“Art enables us to find ourselves and lose ourselves at the same time.”

– Thomas Merton

Paintings by Huy Lam

Art provided my first experiences of transcendence. Before I had a meditation practice, I could be transported, however briefly, through its creation and consumption. Playing music with others, merging my sound into the larger whole. Laying down layers of paint on canvas, moulding colours in all dimensions. Sitting in a darkened theatre, the audience holding our collective breath as a powerful performance draws to a close. In moments like these, I tapped into the timeless.

Meditation has only made these experiences richer and more remarkable. I’ll never forget the first time I was tasked to meditate on sound.  First, I poured my attention for many minutes into the ambient noise of my urban apartment.  Then I put on music and offered it the same focus.  Now, I’ve been listening to and playing music my whole life, but this was different.  The sounds were more intricate and textured, so vivid and all-encompassing. Mind blown. If paying close attention to the details of ordinary human experience made them more vibrant and poignant, I learned that applying the same mindfulness to creations already infused with beauty and truth made them sensory feasts, deepened their impact.

Art, like meditation, illuminates the ineffable. Painting, literature, poetry, music, dance, theatre, film…these have incredible capacity to comfort, heal, inspire, incite, ignite.

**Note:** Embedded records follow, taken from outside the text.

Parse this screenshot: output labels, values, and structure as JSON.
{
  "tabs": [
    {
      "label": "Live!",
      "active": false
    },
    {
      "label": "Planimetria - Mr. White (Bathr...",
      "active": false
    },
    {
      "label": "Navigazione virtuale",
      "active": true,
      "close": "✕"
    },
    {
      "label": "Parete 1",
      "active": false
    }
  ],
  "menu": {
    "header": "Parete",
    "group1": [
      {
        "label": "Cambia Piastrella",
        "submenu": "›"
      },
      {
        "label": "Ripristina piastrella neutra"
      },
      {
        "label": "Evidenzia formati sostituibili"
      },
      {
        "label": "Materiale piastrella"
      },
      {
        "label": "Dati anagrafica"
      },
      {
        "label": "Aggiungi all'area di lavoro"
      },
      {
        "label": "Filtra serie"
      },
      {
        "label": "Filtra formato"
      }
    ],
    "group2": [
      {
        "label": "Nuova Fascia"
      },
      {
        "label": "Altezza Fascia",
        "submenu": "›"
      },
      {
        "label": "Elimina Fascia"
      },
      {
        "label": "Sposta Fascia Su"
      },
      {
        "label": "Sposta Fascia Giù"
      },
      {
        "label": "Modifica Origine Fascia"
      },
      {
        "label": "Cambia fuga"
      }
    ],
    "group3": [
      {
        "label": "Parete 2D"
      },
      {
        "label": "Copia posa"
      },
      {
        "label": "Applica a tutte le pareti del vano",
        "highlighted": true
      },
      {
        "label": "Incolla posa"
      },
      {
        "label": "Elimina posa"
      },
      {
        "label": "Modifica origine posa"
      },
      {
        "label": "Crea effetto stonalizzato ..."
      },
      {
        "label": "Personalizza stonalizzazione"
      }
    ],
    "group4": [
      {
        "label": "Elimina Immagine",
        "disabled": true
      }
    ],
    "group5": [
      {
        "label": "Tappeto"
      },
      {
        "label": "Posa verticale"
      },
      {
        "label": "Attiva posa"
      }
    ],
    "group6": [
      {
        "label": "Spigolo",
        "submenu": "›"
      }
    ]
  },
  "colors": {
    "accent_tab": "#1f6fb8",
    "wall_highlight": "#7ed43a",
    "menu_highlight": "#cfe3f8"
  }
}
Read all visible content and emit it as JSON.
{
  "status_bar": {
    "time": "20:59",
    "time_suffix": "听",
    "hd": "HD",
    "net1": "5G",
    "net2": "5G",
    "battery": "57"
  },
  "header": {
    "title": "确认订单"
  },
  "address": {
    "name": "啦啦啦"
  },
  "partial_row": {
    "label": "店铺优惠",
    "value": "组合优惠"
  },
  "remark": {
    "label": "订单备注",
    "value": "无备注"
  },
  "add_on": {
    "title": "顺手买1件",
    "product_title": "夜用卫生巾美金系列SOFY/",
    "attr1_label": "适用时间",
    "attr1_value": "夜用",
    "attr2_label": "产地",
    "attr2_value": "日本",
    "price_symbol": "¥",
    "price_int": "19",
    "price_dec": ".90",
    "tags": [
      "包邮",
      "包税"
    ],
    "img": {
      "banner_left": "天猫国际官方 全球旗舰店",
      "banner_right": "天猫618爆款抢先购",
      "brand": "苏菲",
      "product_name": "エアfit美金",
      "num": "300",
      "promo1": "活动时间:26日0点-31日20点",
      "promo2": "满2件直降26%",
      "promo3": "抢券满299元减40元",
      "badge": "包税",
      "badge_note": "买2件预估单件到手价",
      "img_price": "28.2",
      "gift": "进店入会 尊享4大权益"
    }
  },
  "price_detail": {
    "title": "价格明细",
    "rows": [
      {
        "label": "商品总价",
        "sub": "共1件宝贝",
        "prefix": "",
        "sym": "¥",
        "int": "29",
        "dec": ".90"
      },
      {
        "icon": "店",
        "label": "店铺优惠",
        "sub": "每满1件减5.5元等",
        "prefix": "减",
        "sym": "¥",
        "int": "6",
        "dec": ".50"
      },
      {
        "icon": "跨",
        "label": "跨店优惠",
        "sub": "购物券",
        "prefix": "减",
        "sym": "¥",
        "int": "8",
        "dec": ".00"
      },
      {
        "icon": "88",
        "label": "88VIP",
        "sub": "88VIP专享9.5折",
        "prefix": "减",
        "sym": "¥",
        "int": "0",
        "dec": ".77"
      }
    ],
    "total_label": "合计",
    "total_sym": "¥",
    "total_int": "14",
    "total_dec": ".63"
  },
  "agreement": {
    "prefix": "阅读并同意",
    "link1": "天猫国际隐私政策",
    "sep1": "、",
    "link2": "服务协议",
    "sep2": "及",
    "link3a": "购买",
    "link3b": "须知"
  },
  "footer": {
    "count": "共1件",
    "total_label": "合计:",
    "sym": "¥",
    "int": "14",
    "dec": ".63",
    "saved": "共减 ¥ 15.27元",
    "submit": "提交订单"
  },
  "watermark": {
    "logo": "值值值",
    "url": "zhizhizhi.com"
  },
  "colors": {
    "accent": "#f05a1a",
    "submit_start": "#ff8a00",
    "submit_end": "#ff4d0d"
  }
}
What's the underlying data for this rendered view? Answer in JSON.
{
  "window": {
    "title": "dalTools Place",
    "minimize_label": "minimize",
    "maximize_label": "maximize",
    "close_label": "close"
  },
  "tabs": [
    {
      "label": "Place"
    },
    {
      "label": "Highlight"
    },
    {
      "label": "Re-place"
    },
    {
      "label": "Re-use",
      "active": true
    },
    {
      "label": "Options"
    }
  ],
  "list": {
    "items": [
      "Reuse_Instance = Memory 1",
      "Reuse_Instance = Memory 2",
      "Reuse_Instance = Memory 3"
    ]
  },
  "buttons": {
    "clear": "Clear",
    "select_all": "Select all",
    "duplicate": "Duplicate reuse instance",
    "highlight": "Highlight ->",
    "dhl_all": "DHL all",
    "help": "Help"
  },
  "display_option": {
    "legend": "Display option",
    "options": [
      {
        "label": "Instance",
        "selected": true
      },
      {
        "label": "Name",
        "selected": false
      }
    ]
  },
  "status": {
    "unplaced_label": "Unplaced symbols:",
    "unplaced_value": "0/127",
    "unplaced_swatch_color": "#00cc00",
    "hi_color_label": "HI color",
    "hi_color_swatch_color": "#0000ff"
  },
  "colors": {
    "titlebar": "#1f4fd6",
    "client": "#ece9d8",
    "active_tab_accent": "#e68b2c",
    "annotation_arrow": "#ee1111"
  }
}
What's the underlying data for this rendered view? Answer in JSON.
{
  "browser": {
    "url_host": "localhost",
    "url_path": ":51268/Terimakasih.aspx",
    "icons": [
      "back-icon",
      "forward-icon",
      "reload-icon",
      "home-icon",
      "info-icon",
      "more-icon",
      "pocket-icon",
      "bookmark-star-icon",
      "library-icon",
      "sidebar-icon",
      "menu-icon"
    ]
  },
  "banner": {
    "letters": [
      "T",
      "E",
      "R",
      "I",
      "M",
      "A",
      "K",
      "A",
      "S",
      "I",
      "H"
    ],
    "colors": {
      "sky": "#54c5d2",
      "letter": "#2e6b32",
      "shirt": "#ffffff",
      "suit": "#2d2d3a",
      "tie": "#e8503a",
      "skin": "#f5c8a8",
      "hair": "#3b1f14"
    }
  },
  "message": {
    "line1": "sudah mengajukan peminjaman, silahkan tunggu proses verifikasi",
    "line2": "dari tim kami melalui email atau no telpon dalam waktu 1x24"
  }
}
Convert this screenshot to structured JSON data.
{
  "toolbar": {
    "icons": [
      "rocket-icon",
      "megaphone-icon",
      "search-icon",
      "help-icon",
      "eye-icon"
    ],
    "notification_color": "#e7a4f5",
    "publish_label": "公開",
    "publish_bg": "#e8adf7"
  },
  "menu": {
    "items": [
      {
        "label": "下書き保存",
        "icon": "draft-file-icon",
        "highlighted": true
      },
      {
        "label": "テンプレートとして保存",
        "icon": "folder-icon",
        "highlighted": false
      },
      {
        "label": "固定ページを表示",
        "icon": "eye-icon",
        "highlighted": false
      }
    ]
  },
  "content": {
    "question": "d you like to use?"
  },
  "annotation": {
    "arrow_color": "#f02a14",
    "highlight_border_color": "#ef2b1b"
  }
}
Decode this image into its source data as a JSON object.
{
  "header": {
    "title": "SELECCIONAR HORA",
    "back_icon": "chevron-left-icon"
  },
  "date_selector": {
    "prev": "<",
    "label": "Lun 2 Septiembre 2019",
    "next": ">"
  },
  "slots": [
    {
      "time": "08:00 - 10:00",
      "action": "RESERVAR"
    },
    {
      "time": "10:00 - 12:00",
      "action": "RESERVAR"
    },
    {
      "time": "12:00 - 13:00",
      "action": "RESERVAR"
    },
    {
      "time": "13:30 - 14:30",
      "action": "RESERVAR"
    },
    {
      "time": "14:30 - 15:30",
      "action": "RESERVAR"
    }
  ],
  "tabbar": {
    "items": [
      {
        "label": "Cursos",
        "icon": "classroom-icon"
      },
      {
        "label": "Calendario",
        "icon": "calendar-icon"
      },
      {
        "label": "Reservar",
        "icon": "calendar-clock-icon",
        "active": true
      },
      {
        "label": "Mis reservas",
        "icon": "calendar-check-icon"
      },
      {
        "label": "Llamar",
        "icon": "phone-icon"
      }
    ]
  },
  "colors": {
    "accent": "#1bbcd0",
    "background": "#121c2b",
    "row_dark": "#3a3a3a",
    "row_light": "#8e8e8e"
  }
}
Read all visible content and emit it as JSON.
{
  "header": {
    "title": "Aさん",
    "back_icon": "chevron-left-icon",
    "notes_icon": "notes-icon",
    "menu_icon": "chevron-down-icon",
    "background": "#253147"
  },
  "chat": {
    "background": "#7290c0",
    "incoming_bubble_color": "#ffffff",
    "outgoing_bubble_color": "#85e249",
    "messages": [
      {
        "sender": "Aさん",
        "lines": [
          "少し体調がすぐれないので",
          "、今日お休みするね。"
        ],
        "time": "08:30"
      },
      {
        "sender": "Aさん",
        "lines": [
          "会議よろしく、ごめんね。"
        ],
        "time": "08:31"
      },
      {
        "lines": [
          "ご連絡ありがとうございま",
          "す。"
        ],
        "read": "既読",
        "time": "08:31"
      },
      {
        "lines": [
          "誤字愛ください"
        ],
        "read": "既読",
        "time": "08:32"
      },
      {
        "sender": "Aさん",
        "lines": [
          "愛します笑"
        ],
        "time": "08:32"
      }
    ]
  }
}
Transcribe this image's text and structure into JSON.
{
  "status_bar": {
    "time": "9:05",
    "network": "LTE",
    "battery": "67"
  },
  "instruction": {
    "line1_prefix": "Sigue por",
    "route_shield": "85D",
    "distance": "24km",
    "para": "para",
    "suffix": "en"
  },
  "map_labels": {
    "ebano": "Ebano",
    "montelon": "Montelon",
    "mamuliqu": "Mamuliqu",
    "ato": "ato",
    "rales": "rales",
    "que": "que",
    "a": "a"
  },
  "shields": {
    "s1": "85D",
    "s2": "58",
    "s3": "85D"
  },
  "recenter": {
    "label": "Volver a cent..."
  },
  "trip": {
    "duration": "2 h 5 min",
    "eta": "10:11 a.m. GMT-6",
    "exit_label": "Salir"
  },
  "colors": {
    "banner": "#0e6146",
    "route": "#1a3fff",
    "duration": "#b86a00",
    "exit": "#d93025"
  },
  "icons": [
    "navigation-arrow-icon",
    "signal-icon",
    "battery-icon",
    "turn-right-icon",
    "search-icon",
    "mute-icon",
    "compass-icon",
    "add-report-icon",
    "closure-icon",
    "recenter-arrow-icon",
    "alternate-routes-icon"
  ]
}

Bring us face to face with our own humanity and all of  its terrible beauty.

We’re going to make art of this next month at CEC.  We’ll extol our community’s artists and teachers to introduce practices that breed creativity, feed artistic souls, and illustrate how art can enrich and inspire the contemplative path.  Rumi writes, “Inside you there’s an artist you don’t know about…”. Let’s find them!